快速元组到可选分配 [英] Swift tuple to Optional assignment

问题描述

我正在用Swift编写一些代码来学习该语言.这是我的基类:

I am writing some code in Swift to learn the language. Here is my base class:

import Foundation
class BaseCommand:NSOperation
{
    var status:Int? = nil
    var message:String? = nil

    func buildRequest() -> NSData?
    {
        return nil
    }

    func parseResponse(data:NSData?) -> (Status:Int, Error:String)
    {
        return (200, "Success")
    }

    override func main() {
        let requestBody = self.buildRequest()

        println("Sending body \(requestBody)")
        // do network op
        var networkResultBody = "test"

        var resultBody:NSData = networkResultBody.dataUsingEncoding(NSUTF8StringEncoding)!
        (self.status, self.message) = self.parseResponse(resultBody)
    }
}

问题在最后一行:

(self.status, self.message) = self.parseResponse(resultBody)

编译器说无法将元组转换(Status:Int，Error:String)转换为(Int ?, String?)"

The compiler says "Cannot express tuple conversion (Status:Int, Error:String) to (Int?, String?)"

我知道问题在于self.status和self.message是可选的，而parseResponse不会返回Optionals(并且我不希望这样做).我如何告诉它进行必要的分配和转换，以将数据放入实例变量中?

I understand that the issue is that self.status and self.message are optionals, and the parseResponse does not return Optionals (and I don't want it to).

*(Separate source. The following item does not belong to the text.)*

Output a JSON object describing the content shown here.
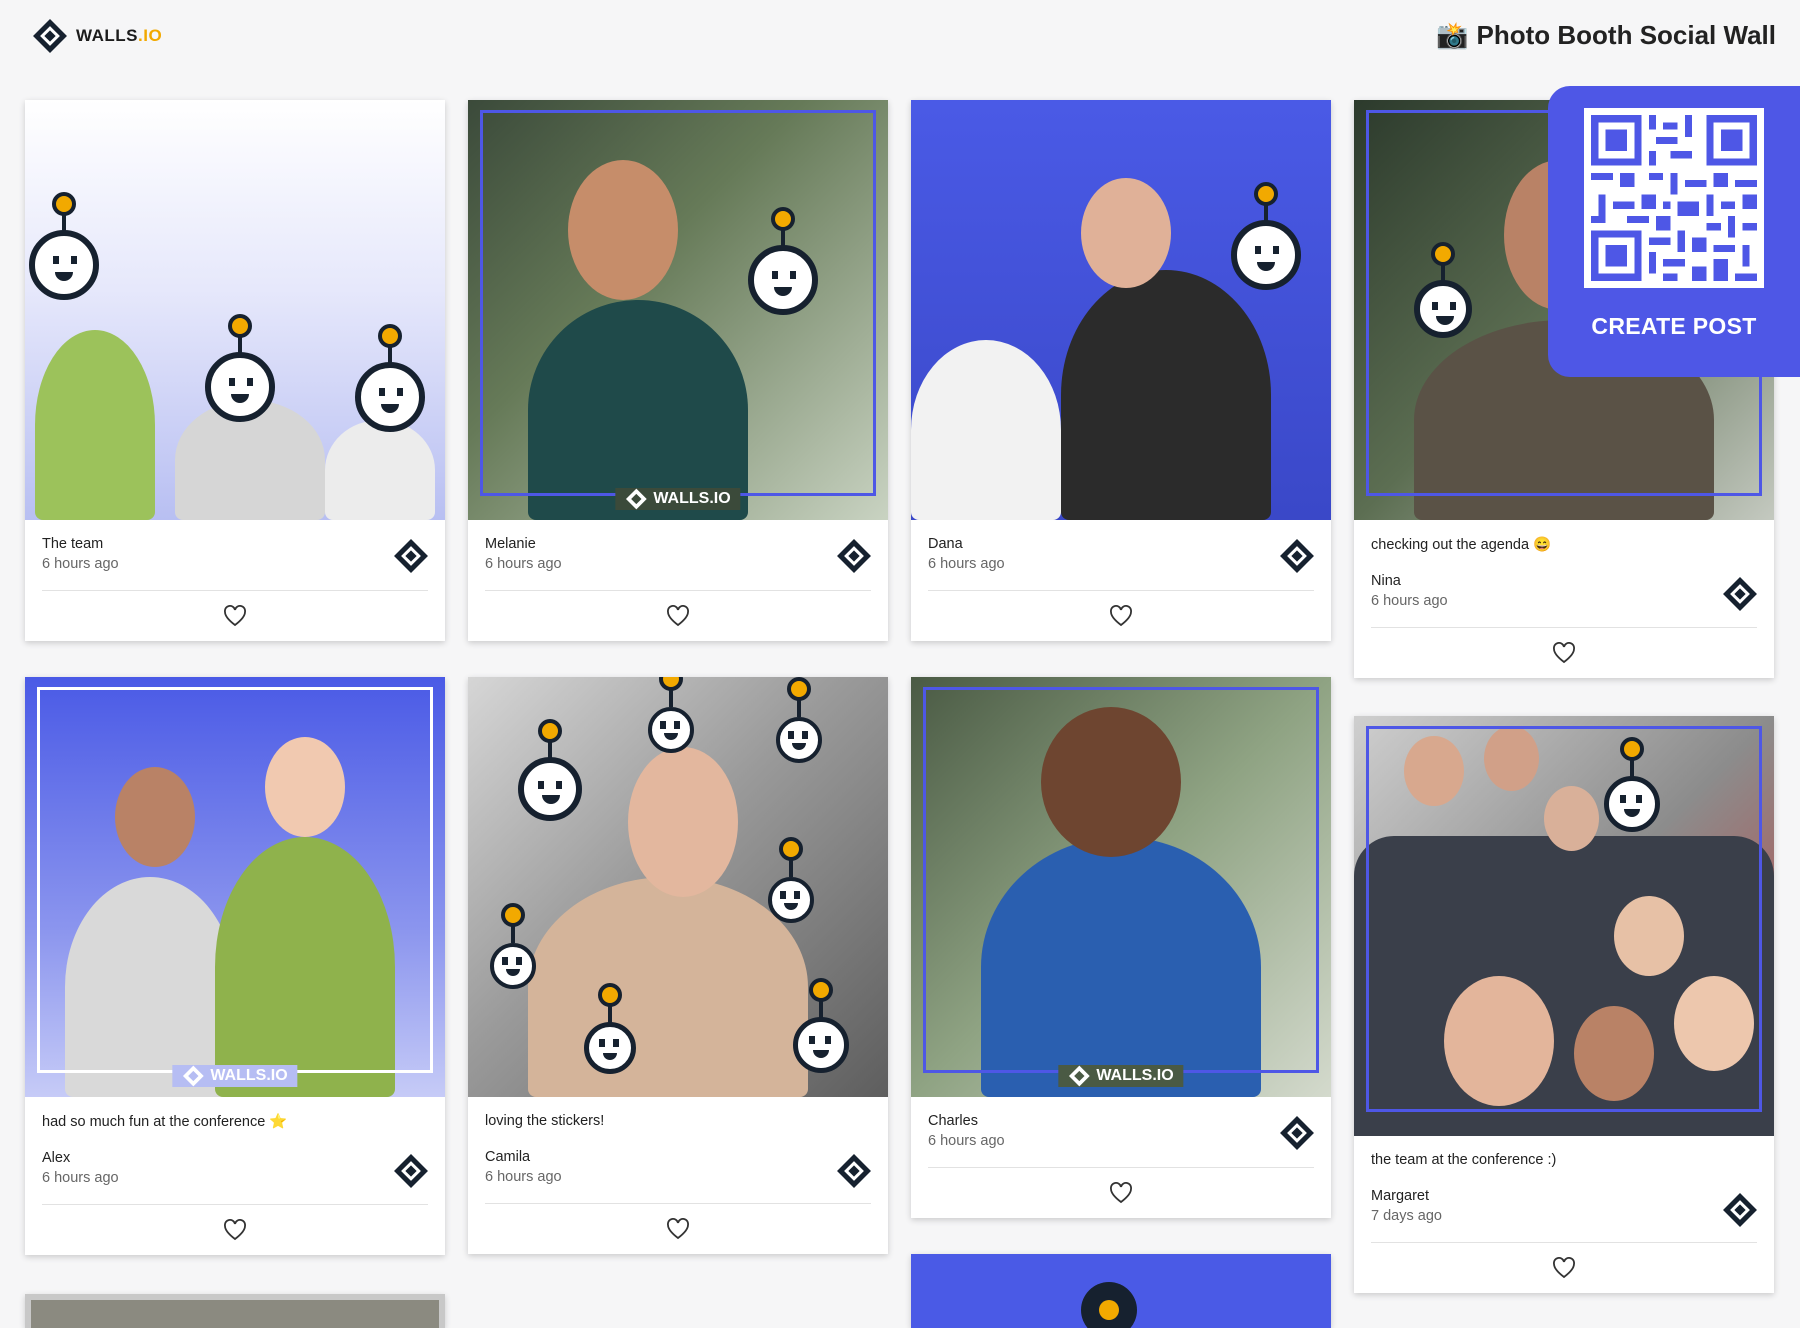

How do I tell it to do the necessary assign and convert to get the data into the instance variables?

推荐答案

建议另一个答案(在更改之前)只是这样做:

Another answer suggested (before it was changed) to just do:

(self.status!, self.message!) = self.parseResponse(resultBody)

我发现这是不安全的.如果在分配时self.status或self.message是nil，它将崩溃.在Playground中尝试此测试:

I have found that is unsafe. It will crash if either self.status or self.message is nil at the time of the assignment. Try this test in a Playground:

class Test {
    var status: Int?
    var error: String?

    func parseResponse() -> (Status:Int, Error:String)
    {
        return (200, "Success")
    }

    func testIt() {
        (self.status!, self.error!) = parseResponse()
        print(self.status)
        print(self.error)
    }
}

let mytest = Test()
mytest.testIt()

---

这是另一种可以完成的方式:

---

Here is another way it could be done:

let (stat, err) = self.parseResponse(resultBody)
(self.status, self.error) = (Optional(stat), Optional(err))

或者，就像@AndriyGordiychuk发现的那样，它可以在没有Optional的情况下工作:

or, as @AndriyGordiychuk discovered, it works without Optional:

let (stat, err) = self.parseResponse(resultBody)
(self.status, self.error) = (stat, err)

这很好奇，但是分配函数的结果却没有.

It's curious that that works, but assigning the result of the function does not.

请注意以下实验:

var i: Int?
var s: String?

// This works
(i, s) = (3, "hello")

// This fails with error: cannot express tuple conversion '(Int, String)' to '(Int?, String?)
let t = (3, "hello")
(i, s) = t

似乎当分配是分配给元组的元组文字时，Swift会采用快捷方式并且不会首先构造该元组.相反，只是分配各个元素.

It seems that when the assignment is a tuple literal assigned to a tuple, Swift takes a shortcut and doesn't first construct the tuple. Instead, is just assigns the individual elements.

所以这个:

(i, s) = (3, "hello")

等效于:

i = 3
s = "hello"

之所以有效，是因为您可以将Int分配给Int?变量并将String分配给String?变量.元组分配失败，因为类型需要匹配.

which works because you can assign an Int to an Int? variable and a String to a String? variable. The tuple assignment fails because the types need to match.

这篇关于快速元组到可选分配的文章就介绍到这了，希望我们推荐的答案对大家有所帮助，也希望大家多多支持IT屋！